Refused web domain names and email addresses

  • In April 1998, Jeff Gold attempted to register the domain name shitakemushrooms.com, but he was blocked by an InterNIC filter prohibiting the "seven dirty words" which was active between 1996 and the transfer of control to ICANN later the same year.[3] (shitake is the Japanese name for the edible fungus Lentinula edodes.)
  • In 2000, a Canadian television news story on web filtering software found that the website for the now-defunct Montreal Urban Community (Communauté urbaine de Montréal, in French) was entirely blocked because its domain name was its French acronym CUM (www.cum.qc.ca).[4] In English, "cum" is a vulgar colloquial term for semen, ejaculation or achieving orgasm.[5]
  • In February 2004, in Scotland, Craig Cockburn reported that he was unable to use his surname (pronounced "Coburn") with Hotmail; Hotmail suggested spelling his name C0ckburn (with a zero instead of the letter "o"), but later reversed the ban.[6] In 2010 he had a similar problem registering on the BBC website where again the first four characters of his surname caused a problem for the content filter.[7]
  • In February 2006, Linda Callahan, a resident of Ashfield, Massachusetts, was initially prevented from registering her name with Yahoo! as an e-mail address as it contained the substring allah.

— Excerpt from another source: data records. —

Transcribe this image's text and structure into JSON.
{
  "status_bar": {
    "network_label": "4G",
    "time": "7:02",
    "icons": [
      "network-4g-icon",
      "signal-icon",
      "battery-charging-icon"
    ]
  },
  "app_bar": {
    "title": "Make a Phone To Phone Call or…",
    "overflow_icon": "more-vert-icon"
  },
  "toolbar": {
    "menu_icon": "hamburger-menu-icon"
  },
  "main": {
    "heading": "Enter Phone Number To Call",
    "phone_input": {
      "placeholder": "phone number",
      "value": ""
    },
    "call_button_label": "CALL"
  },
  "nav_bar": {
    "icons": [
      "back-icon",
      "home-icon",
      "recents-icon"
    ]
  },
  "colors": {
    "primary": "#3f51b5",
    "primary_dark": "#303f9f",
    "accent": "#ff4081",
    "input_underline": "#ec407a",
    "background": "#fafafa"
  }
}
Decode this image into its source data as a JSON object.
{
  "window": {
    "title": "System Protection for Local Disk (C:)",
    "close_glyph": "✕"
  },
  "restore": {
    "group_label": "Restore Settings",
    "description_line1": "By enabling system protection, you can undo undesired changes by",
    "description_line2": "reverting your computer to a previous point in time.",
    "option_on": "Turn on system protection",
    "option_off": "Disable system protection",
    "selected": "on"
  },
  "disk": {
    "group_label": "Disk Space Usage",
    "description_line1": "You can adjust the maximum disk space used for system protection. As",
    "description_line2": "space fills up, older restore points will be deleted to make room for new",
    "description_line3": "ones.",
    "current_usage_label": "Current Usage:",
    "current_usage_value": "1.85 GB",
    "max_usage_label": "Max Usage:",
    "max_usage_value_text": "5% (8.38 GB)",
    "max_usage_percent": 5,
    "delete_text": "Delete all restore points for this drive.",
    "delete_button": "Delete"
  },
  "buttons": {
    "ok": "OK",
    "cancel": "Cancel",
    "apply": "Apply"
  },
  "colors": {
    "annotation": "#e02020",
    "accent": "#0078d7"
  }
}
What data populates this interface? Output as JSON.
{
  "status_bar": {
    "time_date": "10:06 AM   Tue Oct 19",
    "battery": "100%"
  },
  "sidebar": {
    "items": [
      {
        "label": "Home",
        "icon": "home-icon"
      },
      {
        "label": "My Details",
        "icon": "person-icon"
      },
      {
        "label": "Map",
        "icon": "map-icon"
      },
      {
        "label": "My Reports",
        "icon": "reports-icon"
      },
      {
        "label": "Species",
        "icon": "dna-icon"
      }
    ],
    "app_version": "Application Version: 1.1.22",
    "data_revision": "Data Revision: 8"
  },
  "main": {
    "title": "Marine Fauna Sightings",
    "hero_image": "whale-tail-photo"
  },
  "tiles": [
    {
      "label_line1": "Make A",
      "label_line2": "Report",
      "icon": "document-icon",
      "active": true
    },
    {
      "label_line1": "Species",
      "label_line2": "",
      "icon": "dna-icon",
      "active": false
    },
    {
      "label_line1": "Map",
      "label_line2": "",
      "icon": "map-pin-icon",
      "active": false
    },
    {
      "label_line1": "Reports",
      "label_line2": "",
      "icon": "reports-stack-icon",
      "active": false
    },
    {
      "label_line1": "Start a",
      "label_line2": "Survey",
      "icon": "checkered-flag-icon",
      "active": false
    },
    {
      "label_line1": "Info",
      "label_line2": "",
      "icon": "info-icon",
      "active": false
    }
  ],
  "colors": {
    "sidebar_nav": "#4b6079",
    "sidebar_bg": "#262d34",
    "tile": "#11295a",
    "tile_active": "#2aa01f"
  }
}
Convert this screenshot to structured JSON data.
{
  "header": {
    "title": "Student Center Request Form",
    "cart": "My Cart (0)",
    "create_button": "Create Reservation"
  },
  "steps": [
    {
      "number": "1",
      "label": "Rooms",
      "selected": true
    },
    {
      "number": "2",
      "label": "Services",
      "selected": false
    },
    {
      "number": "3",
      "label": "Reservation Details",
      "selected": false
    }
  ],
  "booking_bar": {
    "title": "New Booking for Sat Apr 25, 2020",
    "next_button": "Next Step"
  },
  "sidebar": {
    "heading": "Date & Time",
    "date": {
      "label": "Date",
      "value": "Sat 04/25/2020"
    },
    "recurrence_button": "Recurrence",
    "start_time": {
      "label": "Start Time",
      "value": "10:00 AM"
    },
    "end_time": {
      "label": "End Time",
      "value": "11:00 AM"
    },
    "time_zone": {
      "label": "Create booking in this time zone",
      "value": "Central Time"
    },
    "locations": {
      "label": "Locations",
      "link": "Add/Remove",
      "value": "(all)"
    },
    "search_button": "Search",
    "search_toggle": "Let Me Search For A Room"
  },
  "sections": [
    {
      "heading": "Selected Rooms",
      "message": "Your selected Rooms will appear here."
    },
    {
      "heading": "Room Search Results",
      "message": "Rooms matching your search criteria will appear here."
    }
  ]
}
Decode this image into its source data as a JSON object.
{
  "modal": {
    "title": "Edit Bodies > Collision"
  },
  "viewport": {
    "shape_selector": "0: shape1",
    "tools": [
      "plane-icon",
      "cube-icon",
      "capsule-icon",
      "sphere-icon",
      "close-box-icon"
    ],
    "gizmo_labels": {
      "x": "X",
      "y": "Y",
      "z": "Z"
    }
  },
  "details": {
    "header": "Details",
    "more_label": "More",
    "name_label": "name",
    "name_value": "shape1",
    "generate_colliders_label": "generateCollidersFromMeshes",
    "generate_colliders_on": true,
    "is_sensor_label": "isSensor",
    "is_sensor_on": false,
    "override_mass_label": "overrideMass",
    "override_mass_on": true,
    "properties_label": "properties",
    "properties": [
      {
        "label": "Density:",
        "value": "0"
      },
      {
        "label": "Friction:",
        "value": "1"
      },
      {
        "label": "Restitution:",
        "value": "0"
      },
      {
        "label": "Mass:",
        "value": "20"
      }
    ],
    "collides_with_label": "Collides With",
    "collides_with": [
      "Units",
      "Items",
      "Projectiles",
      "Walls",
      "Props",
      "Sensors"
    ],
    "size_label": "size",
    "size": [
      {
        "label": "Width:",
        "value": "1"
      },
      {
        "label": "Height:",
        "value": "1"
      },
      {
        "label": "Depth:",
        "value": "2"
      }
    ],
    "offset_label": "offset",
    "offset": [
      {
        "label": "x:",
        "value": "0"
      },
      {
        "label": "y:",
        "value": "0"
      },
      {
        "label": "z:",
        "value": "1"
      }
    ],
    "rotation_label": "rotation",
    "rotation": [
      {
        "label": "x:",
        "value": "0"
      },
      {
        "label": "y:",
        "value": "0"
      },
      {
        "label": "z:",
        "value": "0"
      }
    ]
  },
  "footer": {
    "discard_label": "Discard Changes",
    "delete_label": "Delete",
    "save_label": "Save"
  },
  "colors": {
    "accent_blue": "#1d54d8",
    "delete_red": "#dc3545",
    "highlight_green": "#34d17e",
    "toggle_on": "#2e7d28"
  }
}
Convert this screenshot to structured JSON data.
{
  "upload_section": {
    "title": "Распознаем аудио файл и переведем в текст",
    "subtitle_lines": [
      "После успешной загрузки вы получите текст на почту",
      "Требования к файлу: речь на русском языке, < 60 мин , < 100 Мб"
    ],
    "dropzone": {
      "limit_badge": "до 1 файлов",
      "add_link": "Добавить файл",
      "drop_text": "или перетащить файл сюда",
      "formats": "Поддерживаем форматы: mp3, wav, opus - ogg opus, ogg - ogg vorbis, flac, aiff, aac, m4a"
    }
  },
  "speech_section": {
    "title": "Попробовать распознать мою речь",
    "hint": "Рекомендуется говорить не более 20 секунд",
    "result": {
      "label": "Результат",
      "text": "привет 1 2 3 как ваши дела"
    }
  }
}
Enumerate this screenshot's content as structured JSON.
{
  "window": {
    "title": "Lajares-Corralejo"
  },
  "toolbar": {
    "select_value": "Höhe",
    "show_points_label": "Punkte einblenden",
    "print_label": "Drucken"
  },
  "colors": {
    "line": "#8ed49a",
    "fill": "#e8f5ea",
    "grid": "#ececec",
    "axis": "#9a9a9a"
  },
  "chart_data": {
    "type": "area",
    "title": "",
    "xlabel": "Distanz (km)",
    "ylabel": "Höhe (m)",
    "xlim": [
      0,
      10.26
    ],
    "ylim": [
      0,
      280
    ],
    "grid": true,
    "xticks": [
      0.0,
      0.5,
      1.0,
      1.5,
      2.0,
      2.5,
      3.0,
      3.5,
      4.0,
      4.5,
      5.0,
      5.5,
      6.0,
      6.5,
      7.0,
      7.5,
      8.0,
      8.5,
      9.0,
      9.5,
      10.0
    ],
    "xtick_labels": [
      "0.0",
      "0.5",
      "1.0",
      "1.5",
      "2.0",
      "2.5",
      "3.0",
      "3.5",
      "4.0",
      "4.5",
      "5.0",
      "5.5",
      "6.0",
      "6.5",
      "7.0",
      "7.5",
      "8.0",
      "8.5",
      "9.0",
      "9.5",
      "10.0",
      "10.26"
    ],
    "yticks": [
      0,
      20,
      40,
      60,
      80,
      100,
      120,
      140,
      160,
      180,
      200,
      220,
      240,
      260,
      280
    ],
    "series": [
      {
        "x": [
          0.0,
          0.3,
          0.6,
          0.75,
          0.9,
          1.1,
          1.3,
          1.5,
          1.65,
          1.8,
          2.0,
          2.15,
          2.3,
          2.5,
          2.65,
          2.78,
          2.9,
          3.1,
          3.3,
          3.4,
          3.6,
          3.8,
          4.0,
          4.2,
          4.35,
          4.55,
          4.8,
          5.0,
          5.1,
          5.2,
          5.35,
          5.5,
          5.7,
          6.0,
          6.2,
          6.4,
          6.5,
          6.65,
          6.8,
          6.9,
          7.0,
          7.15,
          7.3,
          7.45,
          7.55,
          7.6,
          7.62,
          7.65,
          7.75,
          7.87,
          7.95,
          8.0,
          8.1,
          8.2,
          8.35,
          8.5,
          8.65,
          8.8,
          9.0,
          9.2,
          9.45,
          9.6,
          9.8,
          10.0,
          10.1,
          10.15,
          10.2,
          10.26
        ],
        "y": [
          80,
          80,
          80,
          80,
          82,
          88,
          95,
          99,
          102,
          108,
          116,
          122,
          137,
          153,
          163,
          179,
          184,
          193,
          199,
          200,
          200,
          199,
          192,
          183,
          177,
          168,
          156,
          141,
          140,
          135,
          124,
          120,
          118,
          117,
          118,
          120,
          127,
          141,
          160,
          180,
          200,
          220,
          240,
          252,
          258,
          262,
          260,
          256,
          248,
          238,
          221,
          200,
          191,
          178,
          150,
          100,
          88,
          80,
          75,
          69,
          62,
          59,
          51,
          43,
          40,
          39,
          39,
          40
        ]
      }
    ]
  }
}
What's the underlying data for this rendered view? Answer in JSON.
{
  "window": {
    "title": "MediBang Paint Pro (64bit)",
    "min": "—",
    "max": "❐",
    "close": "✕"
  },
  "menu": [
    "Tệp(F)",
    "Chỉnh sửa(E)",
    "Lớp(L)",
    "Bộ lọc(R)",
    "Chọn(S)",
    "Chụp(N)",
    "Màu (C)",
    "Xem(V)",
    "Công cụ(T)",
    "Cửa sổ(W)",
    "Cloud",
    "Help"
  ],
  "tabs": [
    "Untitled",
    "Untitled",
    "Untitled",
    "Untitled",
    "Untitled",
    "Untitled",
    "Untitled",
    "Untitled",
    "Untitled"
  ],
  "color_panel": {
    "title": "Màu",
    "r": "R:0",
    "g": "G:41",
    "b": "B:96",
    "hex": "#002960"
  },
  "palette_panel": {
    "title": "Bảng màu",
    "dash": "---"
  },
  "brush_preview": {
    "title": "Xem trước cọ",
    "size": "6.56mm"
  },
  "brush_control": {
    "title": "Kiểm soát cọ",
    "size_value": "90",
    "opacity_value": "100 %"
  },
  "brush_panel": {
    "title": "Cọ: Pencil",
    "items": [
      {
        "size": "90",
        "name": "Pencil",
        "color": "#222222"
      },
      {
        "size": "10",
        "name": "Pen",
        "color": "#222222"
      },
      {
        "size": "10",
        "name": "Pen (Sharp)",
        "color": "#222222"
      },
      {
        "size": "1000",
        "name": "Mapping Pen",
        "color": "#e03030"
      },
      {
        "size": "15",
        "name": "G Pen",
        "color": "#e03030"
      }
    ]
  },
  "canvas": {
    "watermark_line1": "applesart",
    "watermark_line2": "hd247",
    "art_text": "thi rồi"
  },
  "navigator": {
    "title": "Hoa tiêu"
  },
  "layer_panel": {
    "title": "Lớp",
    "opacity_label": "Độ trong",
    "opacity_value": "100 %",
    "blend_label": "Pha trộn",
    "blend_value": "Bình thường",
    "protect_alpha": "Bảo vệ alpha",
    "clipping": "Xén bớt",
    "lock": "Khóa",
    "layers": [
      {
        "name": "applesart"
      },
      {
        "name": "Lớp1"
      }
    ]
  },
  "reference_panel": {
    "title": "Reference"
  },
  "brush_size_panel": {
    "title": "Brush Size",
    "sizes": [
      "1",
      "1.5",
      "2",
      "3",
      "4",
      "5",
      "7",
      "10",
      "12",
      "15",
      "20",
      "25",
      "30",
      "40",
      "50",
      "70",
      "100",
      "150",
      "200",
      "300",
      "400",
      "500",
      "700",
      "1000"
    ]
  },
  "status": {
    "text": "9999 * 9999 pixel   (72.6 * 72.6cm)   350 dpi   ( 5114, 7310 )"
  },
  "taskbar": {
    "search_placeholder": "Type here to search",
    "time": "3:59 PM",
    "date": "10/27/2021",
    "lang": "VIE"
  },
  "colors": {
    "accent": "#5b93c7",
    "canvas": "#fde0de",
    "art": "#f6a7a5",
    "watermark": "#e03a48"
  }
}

Yahoo! later reversed the ban.[8]
  • In July 2008, Dr. Herman I. Libshitz was initially unable to get the e-mail address he wanted from Verizon because it contained the substring shit. The company later apologized and lifted the ban.[9]
  • In July 2011, VocalEyes CEO Matthew Cock posted on Twitter regarding the suspension of his Google+ and Facebook profiles because of his surname.[10]

Blocked web searches

  • In the months leading up to January 1996, some web searches for Super Bowl XXX were being filtered, because the Roman numeral for the game and the site (XXX) is also used to identify pornography.[11]
  • The filter of the free wireless service of the town of Whakatane in New Zealand blocked searches involving the town's own name, because the phonetic analysis used by the filter deemed the "whak" to sound like fuck.[12] The town name is Maori, and in the Maori language "wh" is most commonly pronounced as "f".
  • Gareth Roelofse noted in 2004, "We found many library Net stations, school networks and Internet cafes block sites with the word 'sex' in the domain name. This was a challenge for RomansInSussex.co.uk because its target audience is school children."[2]
  • In July 2011, web searches in China on the name Jiang were blocked following claims on the Sina Weibo microblogging site that former president Jiang Zemin had died. Since the word "jiang" meaning "river" is written with the same Chinese character, searches related to rivers including the Yangtze (Cháng Jiāng) produced the message "According to the relevant laws, regulations and policies, the results of this search cannot be displayed."[13]

Blocked emails

  • In 2001, Yahoo! Mail erroneously changed words, including medireview in place of medieval. This was due to an email filter which automatically replaced Javascript-related strings with alternate versions, to prevent the possibility of cross-site scripting in HTML email. The filter would hyphenate the terms "Javascript", "Jscript", "Vbscript" and "Livescript", and replaced "eval", "mocha" and "expression" with the similar but not quite synonymous terms "review", "espresso" and "statement", respectively. Assumptions were involved in the writing of the filters: no attempts were made to limit these string replacements to script sections and attributes, or to respect word boundaries, in case this would leave some loopholes open.[14][15][16]
  • In October 2004, it was reported that the Horniman Museum in London was failing to receive some of its e-mail because filters mistakenly decided that its name was a version of the words horny man.[17]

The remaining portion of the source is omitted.